For instance, the bank might pay the costs of cleaning, restoring or repairing damaged items, such as jewelry, he said.

Kelly said he wasn't sure how many customers were affected, but he confirmed that "a few hundred" boxes were exposed to the floodwaters. He added that the bank has offered customers a free year of safe-deposit rental at another location.

The basement of the Northfield branch took in about a foot of water last week, soaking the lower two or three rows of safe-deposit boxes, he said. Record-setting floods throughout the Chicago area hit Northfield and dozens of other communities, many of which continue to cope with the fallout this week.

Chase reopened the bank Monday, with cleanup crews still working Thursday. Kelly declined to say whether the bank's Northfield branch has flooded before but said its safe-deposit boxes "have never been affected before by flooding."

Bank officials were notifying customers in groups, inviting them to inventory their boxes at different times "so people don't have to wait," Kelly said.

Industry experts said there is good reason that banks and the FDIC do not insure the contents of safe-deposit boxes.

The items are intended to remain secret, known only to the renter.

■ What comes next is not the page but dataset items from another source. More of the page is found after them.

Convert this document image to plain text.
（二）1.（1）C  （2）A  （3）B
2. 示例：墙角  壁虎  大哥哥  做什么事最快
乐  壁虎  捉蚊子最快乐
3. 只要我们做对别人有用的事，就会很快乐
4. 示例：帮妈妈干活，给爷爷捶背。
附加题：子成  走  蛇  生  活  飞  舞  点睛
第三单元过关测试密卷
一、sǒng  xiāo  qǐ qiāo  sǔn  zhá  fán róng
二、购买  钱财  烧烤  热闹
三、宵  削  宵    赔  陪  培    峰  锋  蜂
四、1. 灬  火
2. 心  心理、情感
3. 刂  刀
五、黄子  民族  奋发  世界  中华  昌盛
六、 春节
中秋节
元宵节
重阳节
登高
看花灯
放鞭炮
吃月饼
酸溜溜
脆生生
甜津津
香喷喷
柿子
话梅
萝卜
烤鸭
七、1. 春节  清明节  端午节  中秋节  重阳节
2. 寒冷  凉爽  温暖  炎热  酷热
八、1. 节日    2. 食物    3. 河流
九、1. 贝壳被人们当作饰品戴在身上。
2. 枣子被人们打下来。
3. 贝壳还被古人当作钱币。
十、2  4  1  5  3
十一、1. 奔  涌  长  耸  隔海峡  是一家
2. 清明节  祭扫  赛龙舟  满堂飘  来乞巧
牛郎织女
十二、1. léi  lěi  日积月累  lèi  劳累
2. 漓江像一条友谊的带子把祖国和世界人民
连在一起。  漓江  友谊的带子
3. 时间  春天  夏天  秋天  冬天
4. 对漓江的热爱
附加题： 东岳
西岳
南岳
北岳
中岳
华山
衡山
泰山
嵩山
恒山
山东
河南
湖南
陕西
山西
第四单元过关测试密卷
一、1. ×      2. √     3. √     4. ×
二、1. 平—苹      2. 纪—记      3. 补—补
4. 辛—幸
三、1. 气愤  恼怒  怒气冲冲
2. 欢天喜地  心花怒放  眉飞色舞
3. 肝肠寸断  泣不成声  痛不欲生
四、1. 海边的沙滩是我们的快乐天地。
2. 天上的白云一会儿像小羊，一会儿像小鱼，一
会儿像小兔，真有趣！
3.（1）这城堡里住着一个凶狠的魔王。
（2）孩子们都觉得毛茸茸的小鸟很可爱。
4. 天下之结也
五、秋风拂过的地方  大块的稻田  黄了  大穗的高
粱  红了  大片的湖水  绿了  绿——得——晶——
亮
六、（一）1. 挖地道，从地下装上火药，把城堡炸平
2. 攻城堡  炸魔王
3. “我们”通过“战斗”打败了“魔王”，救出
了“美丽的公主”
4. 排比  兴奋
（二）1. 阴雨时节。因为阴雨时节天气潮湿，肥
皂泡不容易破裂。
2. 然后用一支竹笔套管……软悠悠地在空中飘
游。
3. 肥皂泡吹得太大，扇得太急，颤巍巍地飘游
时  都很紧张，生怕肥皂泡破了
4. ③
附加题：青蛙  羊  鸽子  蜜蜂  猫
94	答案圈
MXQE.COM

The box can be opened only with two keys, one held by the bank and one by the renter. If the renter loses the key, the bank must call a locksmith because it cannot access the box without both, officials said.

"People who have a safe-deposit box should get a rider (or addendum) on their homeowners insurance policy," said John Hall, spokesman for the American Bankers Association, based in Washington. "There are people who will try to defraud insurance companies or even banks. It really is meant to be between you and the insurance company."

Others said that banks need to do a better job of informing people upfront about the policies concerning safe-deposit boxes and liability.

David McGuinn, founder of Safe Deposit Specialists in Houston, instructs banks on how to handle emergencies with the boxes.

The question regarding banks' liability "is the biggest misunderstanding nationwide concerning banks," McGuinn said.

"I've got what I call a no-insurance disclosure kit," said McGuinn, who sells materials and manuals on the topic. Some banks now post signs informing customers of the policy because so few people are aware of the fine print in their safe-deposit box agreement, he said.

Superstorm Sandy flooded thousands of safe-deposit boxes when it struck the East Coast last year, McGuinn said, adding that one group of affected customers has sued their bank.

He declined to name the bank, which has hired him to help review its contract and ensure that it had complied with state law.

"There's really no standard," McGuinn said.

One Chicago-based firm has started to insure the content of safe-deposit boxes -- without asking what items will be stored, he added.

Hielscher, who praised the local Chase employees for their prior dealings with his mother, said he believes the bank will make good on its promise to help them recover losses.

He and his mother took the pearls to a jeweler, who said they were ruined because they absorbed ink from photographs. He said his mom had intended to pass down the pearls, but the pictures were not vital. And he said he was concerned about other customers who likely lost items of sentimental value.

"You have to imagine ... it's a pretty devastating experience to open a safe-deposit box where you have your treasured possessions and it's like a swimming pool," Hielscher said.

The FDIC and bankers association advises people to insure the contents of their safe-deposit boxes through a homeowners insurance policy.

Other tips include:

-- Store items in plastic containers or bags that seal to help protect against water damage.

Never store cash, firearms or ammunition in safe-deposit boxes.

Keep your box key in a safe place and label it with the bank's name. Do not keep it with your car or house keys.

Keep separate copies of important documents.

Tribune reporter Duaa Eldeib contributed.